Direct, personal relationships without lawyers as intermediaries appears to be one of the keys to Netflix’s runaway success with its online movie streaming service, according to Greg Sandoval, CNET’s Media Maverick columnist.
Sandoval writes that an “entertainment executive” told him that other web video companies dealing with content companies should look to Netflix as an example of how deals get done.
“Unlike the companies that [tried to strike partnerships with the studios] before, we didn’t make the mistake of relegating relationships to agents and lawyers to broker deals,” Netflix’s Chief Content Officer Ted Sarandos told CNET. “The same way we don’t outsource our [intellectual property], we don’t outsource our relationships…It’s our goal to be embedded into the studios’ business and understand what drives their decision making. We do our best to be good partners.”

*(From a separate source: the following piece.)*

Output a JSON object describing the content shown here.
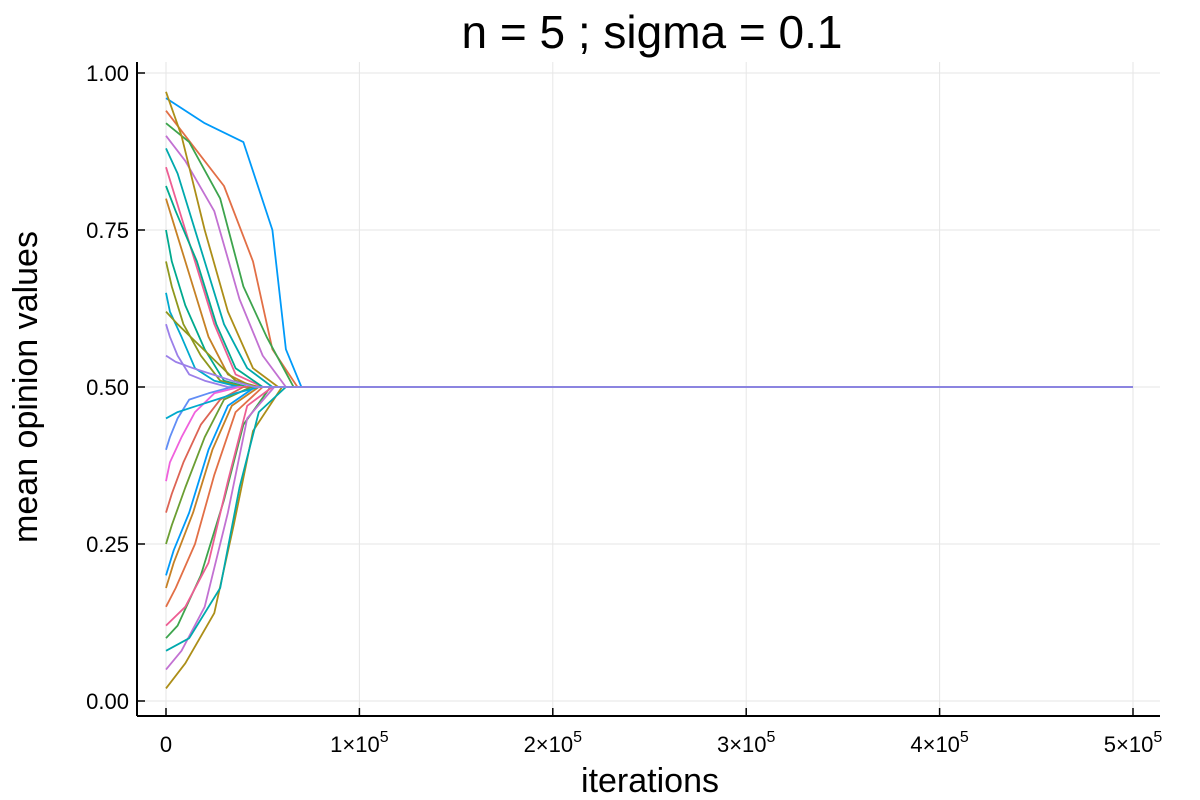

The Los Gatos, Calif.-based company unveiled a new streaming-only subscription service Monday for $7.99 a month. It is increasing its DVD service by a dollar to $9.99 a month.
Netflix currently has 16. 9 million subscribers, and is available on more than 200 consumer electronics devices.
Sandoval reports that there are multiple reasons for Netflix’s success.
One of them is the company’s willingness to respect Hollywood’s business model and to accommodate the industry’s timed windows of movie releases.